Yaakov Lappin, a research associate at the Begin-Sadat Center for Strategic Studies at Bar-Ilan University in Ramat Gan, near Tel Aviv, told The Media Line that the Israeli military operations in the West Bank have been relatively successful.   

“The IDF’s operations have been highly effective at stopping Palestinian gunmen, mostly from the Jenin region, infiltrating Israeli cities and going on indiscriminate killing sprees.” 

He says a “combination of factors” is behind this uptick in violence. 

“The first [being] a breakdown or severe weakening of Palestinian Authority rule in Jenin, Nablus, and surrounding areas,” he says. 

According to Lappin, an internal Palestinian fight over who will succeed PA President Mahmoud Abbas is another factor in the recent rise in tensions.  

With the “overall weakening and fracturing of the PA and Fatah, due to the developing power struggle between Fatah camps over who will succeed Abu Mazen [Abbas], a power struggle that could end up hitting the streets of the West Bank,” Lappin says.  

He also points the finger at the “rise of a new generation of Palestinian youths in the northern West Bank, which does not remember the days of the Second Intifada, and which is seeking a new identity. This generation has no faith in the PA, views Israel as an enemy.”  

Many Palestinians say repeated Israeli actions against the PA are unfair, accusing the Israeli military decisions of fanning the flames of the tension.
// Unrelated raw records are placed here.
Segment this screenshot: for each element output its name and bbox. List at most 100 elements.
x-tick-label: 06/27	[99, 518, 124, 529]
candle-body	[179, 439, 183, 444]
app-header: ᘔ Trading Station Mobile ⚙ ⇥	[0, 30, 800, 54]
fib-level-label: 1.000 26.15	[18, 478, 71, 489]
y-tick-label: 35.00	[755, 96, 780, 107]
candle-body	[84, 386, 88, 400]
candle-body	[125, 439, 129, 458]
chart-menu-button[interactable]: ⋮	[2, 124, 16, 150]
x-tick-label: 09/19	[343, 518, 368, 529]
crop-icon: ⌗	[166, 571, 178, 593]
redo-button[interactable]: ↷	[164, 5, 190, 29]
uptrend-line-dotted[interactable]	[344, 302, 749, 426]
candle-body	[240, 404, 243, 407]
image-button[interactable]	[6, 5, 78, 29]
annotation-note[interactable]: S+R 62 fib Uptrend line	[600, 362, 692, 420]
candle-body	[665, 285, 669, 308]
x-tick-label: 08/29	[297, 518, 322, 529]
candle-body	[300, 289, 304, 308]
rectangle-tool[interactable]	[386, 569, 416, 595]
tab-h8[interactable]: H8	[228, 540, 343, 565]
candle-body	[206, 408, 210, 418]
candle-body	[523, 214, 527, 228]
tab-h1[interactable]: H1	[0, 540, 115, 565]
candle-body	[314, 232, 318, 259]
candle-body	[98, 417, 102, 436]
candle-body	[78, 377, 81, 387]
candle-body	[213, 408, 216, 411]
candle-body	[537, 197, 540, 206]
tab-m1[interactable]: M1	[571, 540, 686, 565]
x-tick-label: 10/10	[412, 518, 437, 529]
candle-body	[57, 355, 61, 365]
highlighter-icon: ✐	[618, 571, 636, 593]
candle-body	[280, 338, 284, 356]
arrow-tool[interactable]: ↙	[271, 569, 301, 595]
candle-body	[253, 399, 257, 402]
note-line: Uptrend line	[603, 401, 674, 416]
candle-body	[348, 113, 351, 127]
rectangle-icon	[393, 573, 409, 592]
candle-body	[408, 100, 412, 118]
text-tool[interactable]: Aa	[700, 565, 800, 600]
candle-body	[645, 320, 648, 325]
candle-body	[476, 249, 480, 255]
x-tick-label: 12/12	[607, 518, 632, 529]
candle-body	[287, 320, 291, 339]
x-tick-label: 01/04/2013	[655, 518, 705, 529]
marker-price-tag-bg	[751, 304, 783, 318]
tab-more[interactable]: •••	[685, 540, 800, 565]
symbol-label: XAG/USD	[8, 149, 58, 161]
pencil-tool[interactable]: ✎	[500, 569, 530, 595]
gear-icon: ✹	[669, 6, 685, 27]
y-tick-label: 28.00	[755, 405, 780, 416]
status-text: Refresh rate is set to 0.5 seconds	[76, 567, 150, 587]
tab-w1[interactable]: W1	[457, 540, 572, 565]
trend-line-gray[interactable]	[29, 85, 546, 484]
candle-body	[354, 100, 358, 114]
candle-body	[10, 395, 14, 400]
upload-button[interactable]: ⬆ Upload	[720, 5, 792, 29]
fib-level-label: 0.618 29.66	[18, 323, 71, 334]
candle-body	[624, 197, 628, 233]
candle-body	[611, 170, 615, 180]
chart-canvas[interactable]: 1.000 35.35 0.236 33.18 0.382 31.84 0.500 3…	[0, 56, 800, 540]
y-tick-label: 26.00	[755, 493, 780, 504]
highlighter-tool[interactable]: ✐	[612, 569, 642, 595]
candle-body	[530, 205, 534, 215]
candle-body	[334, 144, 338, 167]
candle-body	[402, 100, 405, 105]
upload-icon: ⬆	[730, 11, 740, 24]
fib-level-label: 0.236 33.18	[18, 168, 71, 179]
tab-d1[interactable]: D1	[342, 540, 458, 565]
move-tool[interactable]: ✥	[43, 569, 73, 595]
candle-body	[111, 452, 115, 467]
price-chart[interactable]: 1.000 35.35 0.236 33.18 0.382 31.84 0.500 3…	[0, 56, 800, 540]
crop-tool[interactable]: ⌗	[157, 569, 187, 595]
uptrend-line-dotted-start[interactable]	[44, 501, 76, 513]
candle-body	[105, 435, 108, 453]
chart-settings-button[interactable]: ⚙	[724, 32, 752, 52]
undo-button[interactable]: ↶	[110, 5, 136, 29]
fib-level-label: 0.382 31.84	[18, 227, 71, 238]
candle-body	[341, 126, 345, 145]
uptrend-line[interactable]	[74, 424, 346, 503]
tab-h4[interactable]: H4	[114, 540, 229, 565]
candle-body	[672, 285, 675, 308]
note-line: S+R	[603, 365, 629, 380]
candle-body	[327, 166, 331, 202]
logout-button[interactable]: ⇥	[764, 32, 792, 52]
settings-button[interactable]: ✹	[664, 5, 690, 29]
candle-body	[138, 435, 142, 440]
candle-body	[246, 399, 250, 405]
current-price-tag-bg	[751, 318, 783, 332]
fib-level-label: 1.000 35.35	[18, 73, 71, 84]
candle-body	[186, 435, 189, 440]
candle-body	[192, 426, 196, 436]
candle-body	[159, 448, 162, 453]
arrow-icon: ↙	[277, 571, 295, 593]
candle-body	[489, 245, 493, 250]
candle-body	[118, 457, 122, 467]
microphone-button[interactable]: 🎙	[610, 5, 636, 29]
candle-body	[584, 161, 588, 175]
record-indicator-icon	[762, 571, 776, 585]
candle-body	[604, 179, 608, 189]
They point to the almost daily incursions and nightly arrest campaigns, and blame Israel for the recent deterioration of the security situation in the West Bank. 

“There is some blame that falls on the PA for losing its focus on the political role and allowing itself to become busy with the economic dimension and forgot the main issue that the Palestinian people want liberation and an independent state,” Abu Awad says.  

But the political analyst rejects the Israeli assertion that the Palestinian Authority is to blame, saying the “PA is part of the Palestinian people, and not a security apparatus that works for the occupation.” 

Abu Awad says that growing number of Palestinians are supportive of these attacks.  

“There’s a silent Palestinian majority that believes in the resistance and that the occupation should be confronted by force,” he says. 

While Abu Awad warns that “we are approaching facing a phase of escalation,” he also downplays its possible scale, adding that, “it will be disciplined and not reach the stage of a comprehensive explosion.” 

Israel is facing a new Palestinian generation, that is “motivated to confront the occupation,” says Abu Awad.  

“It seems that the Palestinians now feel that the only way to protect themselves against the occupation and settlers’ attacks is to defend themselves by themselves, and therefore we are seeing more operations recently,” he says.  

Abu Awad says the PA has lost control in some areas, and in other places there is slackening of authority. 

“The reason behind this is that members of the Palestinian security services have begun to re-think their role, and feel somewhat ashamed, and that their role is only to implement agreements that Israel turned its back on.”